Grasping the grounded nature of mental simulation

“Mental simulation”—interacting mentally with an object—is an important part of our daily interactions.  We review literature that provides evidence that humans mentally simulate automatically in preparation for object interactions.  We also discuss our research showing how simple object orientation can change mental simulation and thus purchase intention.  This review should provide practitioners and curious intellectuals a primer for understanding this fascinating area of human thought.

Our lives are filled with repetitive behavior. Take, for example, your daily dinner routine. You pull out your chair, take a seat in front of your plate, reach for your fork or spoon, and begin to eat. Occasionally you grab for your glass, drink from it, and place it back on the table. Even those of us who may eat at a different restaurant every night still proceed through the same set of behaviors. However, you don’t consciously think about these behaviors, such as reaching for your fork and then chewing your bite, nor would you want to. Because your cognitive resources are limited (Miller, 1956), you’d rather devote your mental capital to the conversation you are having with a friend or colleague or family member. Fortunately, your brain has stored these routinized processes and behaviors in memory, and automatically and unconsciously plays them back upon encountering the physical object—or even a representation of the object. This play back of processes is what Barsalou (2008) refers to as mental simulation within a grounded cognition framework.

The theory of grounded cognition proposes that our thoughts are derived from our bodily states, our environment, and our actions, as well as from mental simulations (Barsalou, 2008). In this article, we focus exclusively on mental simulation. Although mental simulation has only recently been formally proposed as a fundamental aspect of how we think, researchers have studied it for several decades. Such studies have demonstrated the existence of mental simulation from an experimental perspective; more recently, they have also done so using brain-scanning technology.  Finally, researchers, including us, have begun to explore how mental simulation affects our attitudes and behaviors.  We address each of these three areas in turn.

Experimental evidence of mental simulation

We frequently use our hands to interact with objects, reaching for them, grasping them, and manipulating them. Consequently, one of the more commonly studied forms of simulation is motor simulation, or the simulation of action from a visual cue. Psychologists Tucker and Ellis (1998, 2001, 2004) have been instrumental in providing behavioral support for motor simulation.

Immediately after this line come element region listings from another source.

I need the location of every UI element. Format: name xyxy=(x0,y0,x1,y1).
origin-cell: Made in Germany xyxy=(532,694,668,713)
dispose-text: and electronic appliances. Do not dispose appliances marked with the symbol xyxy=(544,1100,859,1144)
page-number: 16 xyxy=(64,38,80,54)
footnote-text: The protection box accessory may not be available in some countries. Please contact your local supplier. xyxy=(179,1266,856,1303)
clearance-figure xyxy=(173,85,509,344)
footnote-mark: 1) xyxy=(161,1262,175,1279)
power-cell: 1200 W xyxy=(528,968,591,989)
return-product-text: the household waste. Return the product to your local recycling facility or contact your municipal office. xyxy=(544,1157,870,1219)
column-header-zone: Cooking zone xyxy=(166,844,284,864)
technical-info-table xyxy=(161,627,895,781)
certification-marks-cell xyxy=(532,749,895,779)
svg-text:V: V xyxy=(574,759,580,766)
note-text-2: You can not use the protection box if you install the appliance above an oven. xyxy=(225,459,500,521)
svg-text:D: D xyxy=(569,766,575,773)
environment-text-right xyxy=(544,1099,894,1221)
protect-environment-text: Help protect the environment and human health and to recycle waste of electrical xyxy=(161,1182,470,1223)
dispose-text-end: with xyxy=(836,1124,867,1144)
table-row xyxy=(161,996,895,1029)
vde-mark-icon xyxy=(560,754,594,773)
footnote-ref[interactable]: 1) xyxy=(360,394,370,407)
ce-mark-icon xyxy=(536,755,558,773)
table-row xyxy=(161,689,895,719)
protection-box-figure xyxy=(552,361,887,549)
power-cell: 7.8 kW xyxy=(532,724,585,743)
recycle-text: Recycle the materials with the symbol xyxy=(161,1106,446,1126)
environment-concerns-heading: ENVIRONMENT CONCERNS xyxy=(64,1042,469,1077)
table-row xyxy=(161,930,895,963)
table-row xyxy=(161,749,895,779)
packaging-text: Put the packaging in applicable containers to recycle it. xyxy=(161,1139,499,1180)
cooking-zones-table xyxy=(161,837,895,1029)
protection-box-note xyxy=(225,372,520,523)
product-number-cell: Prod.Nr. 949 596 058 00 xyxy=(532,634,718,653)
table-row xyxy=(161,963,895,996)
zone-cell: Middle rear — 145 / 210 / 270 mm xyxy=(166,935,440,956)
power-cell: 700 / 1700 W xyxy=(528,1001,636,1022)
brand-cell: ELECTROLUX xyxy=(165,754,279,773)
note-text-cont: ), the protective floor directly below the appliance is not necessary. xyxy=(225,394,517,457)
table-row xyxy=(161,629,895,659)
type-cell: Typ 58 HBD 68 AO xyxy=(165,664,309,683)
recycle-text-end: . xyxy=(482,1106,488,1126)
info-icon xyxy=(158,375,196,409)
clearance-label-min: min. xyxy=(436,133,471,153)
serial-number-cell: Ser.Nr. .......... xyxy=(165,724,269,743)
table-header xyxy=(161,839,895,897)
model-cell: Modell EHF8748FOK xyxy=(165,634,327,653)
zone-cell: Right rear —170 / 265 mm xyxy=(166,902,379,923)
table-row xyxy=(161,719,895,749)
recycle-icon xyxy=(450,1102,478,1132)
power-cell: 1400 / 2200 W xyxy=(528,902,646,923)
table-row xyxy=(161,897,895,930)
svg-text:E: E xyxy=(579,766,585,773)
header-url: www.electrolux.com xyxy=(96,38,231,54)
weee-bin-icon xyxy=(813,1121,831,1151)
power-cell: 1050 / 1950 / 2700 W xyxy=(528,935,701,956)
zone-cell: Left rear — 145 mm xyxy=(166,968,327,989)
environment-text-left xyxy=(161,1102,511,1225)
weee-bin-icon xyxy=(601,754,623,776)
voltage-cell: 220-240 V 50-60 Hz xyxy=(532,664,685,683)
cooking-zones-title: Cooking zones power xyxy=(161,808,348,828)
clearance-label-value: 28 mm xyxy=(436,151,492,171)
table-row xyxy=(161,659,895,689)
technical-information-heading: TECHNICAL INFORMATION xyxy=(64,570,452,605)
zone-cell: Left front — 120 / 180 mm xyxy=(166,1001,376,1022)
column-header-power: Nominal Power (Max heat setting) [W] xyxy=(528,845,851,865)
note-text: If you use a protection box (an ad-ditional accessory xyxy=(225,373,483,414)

Because mental simulation within the grounded cognition framework is defined as an automatic, unconscious process, asking participants about their simulations makes little sense. Researchers therefore have to develop clever ways to show that mental simulation is occurring. In one of their first sets of studies, Tucker and Ellis (1998) had participants view a series of common items (e.g., frying pan, tea kettle, dustpan) and indicate whether they were upright or inverted. Each picture was shown with the handle either on the right or the left, which was irrelevant to the response. By pressing a key with either hand, participants indicated if an object was upright or inverted. The specific actions (right for inverted, left for upright, or vice versa) were randomly assigned to participants. The researchers ultimately found that when the handle orientation matched the correct response (e.g., left-facing upright frying pan paired with a left-key press), reaction time was faster than when the handed orientation did not match the correct response (e.g., left-facing upright frying pan paired with an upright right-key press). This finding suggests the mind is quicker when grip-orientation and response match. The readiness of the participants’ minds was a result of mentally simulating interaction with the object.